その場合、次の入居者を探すか売却を選択しなければなりません。
仮に売却する場合、需要の低い地域や用途が限られる地域だと、なかなか買手が見つからない恐れがあるでしょう。また、入居者のオーダーに沿った結果、個性的な間取りになり買手から敬遠されることも考えられます。
万が一のことを想定して、売却しやすい立地や建物を選びましょう。
修繕費や諸費用について取り決めておく
一般的な賃貸住宅では、修繕費や設備の取り換え費用はオーナー負担です。
しかし、期間満了直前に修理や設備の取り換えが発生すると、オーナーが損をする恐れがあります。明確な規定を定めなければトラブルになる可能性もあるため、事前に契約書で費用負担や範囲を明確にしておきましょう。
具体的には賃貸開始10年目まではオーナー負担で、それ以降の修繕は入居者負担にするなどです。その他自然災害時の費用負担や、固定資産税などの税金についても明確に定めておきましょう。
リスク回避できる契約内容にする
譲渡型賃貸住宅投資は長期間の契約になるため、なるべくリスクを回避できる契約内容にする必要があります。具体的には途中解約の違約金などです。
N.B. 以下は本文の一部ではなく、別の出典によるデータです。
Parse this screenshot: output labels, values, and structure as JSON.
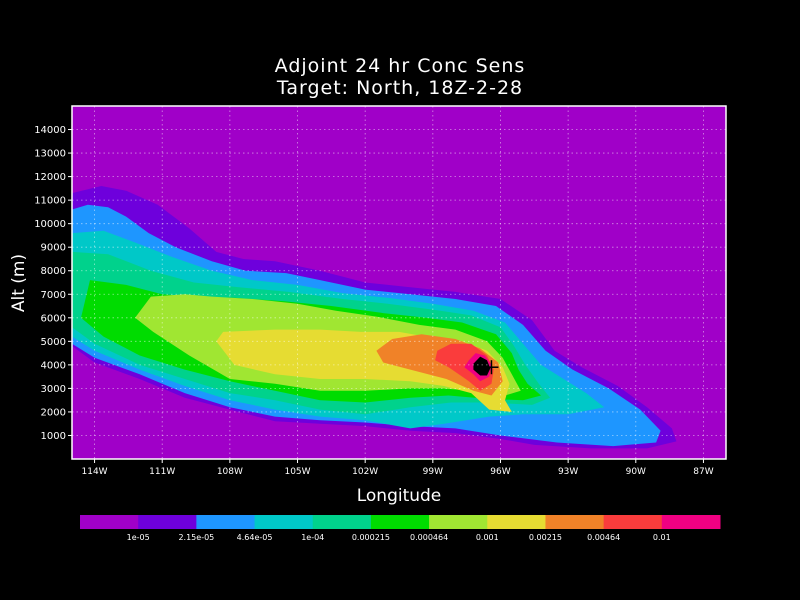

入居者の要望に沿って住宅を建てたにもかかわらず、1〜2年など短い期間で退去されてしまうと、オーナー側の負担が大きくなります。
5年以内の退去は違約金が発生する、違約金の額は10年目までの賃料相当分にするなど、工夫が必要です。しかし、明らかに入居者の負担が大きくなるような契約内容の場合、入居してもらえない可能性もあるためバランスが大切になります。
不動産会社などのアドバイスを受けながら契約内容を考えましょう。
さまざまな土地活用を検討する
現在不動産を所有している場合や、相続で不動産を取得した場合は、さまざまな土地活用が検討できます。
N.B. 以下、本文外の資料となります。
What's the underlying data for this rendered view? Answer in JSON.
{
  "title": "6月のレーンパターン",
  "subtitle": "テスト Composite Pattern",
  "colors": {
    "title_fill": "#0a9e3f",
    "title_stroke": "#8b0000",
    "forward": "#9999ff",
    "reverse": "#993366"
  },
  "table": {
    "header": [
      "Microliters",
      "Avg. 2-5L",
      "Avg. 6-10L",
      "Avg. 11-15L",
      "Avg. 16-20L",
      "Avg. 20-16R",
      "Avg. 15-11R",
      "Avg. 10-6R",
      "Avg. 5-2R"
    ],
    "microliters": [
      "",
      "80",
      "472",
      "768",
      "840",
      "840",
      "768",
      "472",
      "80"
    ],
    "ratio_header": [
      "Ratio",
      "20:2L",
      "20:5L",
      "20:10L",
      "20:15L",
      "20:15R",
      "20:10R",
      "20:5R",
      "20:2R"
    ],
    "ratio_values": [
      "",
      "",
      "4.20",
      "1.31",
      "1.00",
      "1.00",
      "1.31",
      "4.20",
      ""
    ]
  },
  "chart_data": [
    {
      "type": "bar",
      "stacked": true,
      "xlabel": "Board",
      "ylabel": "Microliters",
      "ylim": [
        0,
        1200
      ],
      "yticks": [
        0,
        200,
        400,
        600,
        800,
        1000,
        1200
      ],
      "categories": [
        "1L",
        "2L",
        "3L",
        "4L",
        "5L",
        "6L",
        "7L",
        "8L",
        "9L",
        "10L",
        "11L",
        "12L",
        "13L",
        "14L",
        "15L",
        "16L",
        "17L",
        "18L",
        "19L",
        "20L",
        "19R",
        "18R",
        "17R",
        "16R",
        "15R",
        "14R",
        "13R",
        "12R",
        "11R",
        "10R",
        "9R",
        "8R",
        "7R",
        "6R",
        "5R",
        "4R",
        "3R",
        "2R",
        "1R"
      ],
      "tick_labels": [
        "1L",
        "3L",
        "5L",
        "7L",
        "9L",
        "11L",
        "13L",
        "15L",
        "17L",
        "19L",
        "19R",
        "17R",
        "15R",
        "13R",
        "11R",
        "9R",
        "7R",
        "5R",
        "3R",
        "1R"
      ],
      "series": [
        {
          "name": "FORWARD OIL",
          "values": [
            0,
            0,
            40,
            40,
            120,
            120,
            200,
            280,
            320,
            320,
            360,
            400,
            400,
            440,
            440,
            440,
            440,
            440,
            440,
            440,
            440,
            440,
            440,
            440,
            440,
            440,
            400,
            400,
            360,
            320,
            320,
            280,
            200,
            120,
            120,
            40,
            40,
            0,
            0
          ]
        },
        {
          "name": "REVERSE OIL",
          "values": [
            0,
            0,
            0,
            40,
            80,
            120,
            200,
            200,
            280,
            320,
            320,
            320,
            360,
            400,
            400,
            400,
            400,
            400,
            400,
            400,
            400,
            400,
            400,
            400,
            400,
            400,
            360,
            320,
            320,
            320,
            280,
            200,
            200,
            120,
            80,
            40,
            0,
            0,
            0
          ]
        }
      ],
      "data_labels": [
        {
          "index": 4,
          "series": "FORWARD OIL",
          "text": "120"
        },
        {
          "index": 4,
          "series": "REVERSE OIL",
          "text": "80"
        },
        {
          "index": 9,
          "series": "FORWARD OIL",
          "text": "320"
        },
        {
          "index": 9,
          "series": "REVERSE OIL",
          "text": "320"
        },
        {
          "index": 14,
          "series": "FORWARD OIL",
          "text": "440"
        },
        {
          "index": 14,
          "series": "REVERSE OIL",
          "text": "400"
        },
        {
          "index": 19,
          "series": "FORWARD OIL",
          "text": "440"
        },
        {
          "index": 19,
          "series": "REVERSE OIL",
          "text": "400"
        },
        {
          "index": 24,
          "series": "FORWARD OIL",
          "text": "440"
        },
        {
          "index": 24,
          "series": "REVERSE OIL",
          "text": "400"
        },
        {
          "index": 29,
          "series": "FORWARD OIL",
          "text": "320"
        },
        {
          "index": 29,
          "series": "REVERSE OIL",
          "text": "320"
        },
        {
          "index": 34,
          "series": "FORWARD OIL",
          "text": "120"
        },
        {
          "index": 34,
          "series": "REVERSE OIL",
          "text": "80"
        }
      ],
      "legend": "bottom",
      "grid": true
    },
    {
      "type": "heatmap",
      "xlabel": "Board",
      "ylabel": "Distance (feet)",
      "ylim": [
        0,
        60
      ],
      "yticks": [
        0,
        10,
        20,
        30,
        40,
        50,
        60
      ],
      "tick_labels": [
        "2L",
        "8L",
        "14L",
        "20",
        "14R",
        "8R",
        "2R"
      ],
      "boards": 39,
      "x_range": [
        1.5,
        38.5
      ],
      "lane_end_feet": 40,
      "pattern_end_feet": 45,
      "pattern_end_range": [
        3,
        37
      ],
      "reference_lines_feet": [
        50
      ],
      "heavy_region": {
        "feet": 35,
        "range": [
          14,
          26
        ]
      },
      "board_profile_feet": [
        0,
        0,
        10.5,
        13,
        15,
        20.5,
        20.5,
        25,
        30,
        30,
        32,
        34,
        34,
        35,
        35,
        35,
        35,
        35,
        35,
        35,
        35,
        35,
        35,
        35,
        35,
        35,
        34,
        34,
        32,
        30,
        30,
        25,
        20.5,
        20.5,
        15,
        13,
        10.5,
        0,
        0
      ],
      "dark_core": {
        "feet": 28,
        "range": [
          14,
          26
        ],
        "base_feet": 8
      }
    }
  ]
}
譲渡型賃貸住宅投資は長期間安定した家賃収入を得られる可能性がある投資手法ですが、立地条件によっては他の選択肢が適している場合もあるでしょう。
例えば、月極駐車場やコインパーキング、レンタルトランクルームなどです。また、市況によっては売却したほうがまとまった利益を得られる可能性もあるでしょう。
不動産の個別性や時期によって最適な手法は異なるため、ご自身の目的やライフプランに合った選択をする必要があります。
もしご自身だけで考えるのが難しい場合は、専門家への相談がおすすめです。「セゾンの相続 相続不動産の有効活用」では、不動産の専門家のご紹介も可能ですので、個別事情に沿った最適な提案を受けられます。無料で相談できるため、ぜひご活用ください。
おわりに
譲渡型賃貸住宅とは、長期の定期借家契約(普通借家契約の場合もある)を用いて賃貸借契約を締結し、賃貸期間満了後に住宅を入居者に譲渡する仕組みです。
譲渡型賃貸住宅は、支払った家賃が無駄にならない点や住宅ローンを組まずに住宅を取得できる点が評価され、近年注目されています。
オーナー側も空室リスクが低い点や出口戦略が不要な点から、長期的に安定した家賃収入を得られることがメリットです。
しかし、新しい契約形態であり、認知度は高くありません。譲渡型賃貸住宅投資を行う場合は専門家のアドバイスを受けて慎重に進めましょう。